In a quick response to the white paper Beijing released on Sunday elaborating its stance regarding trade negotiations with the United States, Washington said on Monday it "is disappointed that the Chinese have chosen … to pursue a blame game ..."

At this point, the blame game is centered around who has backtracked on commitments. In its lengthy white paper, Beijing blamed Washington for "backtracking" on three occasions. In its reply, Washington accused Beijing of moving "away from previously agreed-upon provisions" after agreement was reached "on a number of important matters".

Putting who started it and who is pursuing it aside, the blame game is counterproductive, harmful, and potentially dangerous.

Counterproductive because it serves neither party's purpose in maneuvering a win-win pattern of economic and trade ties. Harmful because the exchange of verbal swords does nothing except harden their attitudes to each other, as Singaporean Prime Minister Lee Hsien Loong observed.
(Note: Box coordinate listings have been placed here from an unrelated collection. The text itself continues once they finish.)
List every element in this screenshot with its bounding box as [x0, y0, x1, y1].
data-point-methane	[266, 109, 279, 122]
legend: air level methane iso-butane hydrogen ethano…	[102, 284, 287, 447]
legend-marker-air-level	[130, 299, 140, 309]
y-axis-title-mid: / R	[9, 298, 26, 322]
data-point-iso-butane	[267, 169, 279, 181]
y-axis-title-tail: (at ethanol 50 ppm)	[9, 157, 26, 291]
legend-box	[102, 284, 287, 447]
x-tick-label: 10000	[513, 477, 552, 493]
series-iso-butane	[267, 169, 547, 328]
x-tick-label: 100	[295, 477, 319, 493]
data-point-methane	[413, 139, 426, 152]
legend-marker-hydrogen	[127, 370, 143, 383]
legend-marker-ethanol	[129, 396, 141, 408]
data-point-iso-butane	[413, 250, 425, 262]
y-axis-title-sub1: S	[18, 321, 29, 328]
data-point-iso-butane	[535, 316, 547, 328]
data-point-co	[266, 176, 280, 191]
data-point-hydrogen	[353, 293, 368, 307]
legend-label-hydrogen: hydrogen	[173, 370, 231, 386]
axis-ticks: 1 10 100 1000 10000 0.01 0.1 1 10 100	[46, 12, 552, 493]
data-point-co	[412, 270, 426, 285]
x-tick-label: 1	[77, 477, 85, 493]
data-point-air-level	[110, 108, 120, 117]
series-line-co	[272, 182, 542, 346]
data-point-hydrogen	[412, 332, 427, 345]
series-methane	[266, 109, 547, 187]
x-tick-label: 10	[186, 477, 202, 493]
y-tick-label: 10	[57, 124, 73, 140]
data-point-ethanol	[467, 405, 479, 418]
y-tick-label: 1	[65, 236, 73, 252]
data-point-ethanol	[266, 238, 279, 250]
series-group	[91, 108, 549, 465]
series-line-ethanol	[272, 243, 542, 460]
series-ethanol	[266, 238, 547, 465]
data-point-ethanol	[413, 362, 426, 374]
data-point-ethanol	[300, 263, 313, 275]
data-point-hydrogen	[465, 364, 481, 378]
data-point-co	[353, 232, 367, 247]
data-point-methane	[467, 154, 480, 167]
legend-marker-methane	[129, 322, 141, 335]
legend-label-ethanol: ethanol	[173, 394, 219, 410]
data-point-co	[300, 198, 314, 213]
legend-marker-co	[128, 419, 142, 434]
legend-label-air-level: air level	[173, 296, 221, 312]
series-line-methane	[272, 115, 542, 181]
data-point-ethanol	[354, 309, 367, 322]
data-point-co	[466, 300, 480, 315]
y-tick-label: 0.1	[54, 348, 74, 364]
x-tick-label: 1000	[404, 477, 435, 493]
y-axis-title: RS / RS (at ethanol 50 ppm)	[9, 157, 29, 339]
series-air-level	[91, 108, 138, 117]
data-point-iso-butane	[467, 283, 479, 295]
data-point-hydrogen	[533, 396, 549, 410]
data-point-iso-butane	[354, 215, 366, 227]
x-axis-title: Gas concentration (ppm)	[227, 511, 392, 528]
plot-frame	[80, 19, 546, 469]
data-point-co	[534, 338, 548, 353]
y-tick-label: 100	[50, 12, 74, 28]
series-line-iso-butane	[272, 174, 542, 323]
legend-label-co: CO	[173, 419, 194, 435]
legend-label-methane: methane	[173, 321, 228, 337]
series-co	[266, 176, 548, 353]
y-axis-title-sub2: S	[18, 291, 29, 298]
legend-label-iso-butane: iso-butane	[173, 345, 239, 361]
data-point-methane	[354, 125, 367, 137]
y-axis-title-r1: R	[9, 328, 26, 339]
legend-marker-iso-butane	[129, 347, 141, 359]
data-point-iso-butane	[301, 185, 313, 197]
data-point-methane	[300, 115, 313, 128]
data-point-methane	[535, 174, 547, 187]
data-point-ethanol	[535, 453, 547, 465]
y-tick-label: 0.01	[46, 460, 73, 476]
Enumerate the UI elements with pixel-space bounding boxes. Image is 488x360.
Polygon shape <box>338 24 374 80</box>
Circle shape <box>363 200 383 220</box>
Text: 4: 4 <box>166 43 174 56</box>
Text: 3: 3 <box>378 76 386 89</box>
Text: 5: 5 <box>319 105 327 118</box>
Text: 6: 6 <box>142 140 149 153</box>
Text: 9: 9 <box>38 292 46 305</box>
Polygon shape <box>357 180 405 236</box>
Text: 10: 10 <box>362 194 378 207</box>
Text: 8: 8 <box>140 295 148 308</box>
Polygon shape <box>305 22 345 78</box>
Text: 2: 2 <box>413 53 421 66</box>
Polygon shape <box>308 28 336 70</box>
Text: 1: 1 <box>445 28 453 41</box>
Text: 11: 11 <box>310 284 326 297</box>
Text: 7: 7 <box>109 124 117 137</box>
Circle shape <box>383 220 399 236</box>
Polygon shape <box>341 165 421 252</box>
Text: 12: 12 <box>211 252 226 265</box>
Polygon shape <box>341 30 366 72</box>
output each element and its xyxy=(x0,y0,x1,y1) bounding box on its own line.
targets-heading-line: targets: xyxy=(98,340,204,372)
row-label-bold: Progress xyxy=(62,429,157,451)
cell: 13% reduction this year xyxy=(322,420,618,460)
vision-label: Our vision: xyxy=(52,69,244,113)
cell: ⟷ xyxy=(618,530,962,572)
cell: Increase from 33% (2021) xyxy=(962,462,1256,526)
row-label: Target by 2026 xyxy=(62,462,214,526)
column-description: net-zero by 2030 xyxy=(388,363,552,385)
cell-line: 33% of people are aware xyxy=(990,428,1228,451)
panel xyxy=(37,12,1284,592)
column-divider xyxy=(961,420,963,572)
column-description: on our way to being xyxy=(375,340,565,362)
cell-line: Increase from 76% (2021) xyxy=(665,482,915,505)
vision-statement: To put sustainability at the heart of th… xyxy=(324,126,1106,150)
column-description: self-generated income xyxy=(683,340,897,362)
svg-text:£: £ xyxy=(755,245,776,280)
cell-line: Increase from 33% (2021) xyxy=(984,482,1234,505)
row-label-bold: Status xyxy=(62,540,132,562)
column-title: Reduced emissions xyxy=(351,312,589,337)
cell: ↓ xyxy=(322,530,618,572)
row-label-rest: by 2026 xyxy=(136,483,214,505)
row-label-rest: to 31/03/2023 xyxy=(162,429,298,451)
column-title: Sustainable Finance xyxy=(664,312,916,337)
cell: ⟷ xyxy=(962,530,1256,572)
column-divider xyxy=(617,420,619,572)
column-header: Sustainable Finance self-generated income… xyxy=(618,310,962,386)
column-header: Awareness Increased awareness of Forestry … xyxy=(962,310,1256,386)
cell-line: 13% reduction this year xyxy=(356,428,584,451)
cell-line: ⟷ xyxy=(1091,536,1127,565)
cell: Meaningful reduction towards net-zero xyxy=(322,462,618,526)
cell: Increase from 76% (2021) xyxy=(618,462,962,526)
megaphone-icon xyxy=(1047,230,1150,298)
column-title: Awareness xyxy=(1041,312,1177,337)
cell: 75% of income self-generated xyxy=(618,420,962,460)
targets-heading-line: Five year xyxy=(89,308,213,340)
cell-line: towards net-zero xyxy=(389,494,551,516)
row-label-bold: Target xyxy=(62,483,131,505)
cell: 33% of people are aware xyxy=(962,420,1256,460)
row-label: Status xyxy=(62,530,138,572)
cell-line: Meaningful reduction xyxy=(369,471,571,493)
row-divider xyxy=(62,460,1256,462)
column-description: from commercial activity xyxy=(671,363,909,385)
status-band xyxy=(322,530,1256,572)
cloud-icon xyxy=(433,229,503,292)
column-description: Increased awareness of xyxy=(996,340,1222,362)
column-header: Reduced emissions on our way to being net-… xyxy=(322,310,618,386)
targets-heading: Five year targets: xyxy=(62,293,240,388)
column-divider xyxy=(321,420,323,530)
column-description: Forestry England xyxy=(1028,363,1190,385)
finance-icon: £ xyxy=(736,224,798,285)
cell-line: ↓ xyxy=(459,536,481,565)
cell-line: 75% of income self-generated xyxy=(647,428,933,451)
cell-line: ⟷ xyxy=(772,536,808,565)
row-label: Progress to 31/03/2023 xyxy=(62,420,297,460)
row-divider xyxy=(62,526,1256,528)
Potentially dangerous because it is already poisoning broader bilateral relations by spilling over into other areas, such as people-to-people exchanges.

What has set the two sides apart is both believe the other is to blame for the talks breaking down. Beijing insists nothing is agreed upon until everything is. Washington sees nothing wrong in going ahead with punitive moves while negotiations proceed.

Should the current dispute persist, rather than have their differences settled, the world's two largest economies will find it increasingly difficult to return to the negotiating table. In that case, there is no guarantee they can avoid embarking on a collision course.

It is obvious from both parties' policy statements so far that both remain in favor of constructive engagement as well as a win-win outcome.

But also that their expectations remain divergent: Beijing sees nothing inappropriate in the bilateral economic and trade ties and wants to preserve their "stability", a negotiated agreement to be "equal" and Washington to respect its "sovereignty and dignity". Washington deems the past decades of economic and trade exchanges exclusively favored Beijing, and now wants them, as the US president said, to be the other way round.

Considering Beijing has demonstrated its readiness to address Washington's concerns, the latter should reciprocate in kind, focusing more on balance, rather than a pro-Washington imbalance in order to correct what it believes is a past wrong.

Assigning liabilities for the present impasse entirely to the other is in no way constructive. It always takes two to tango.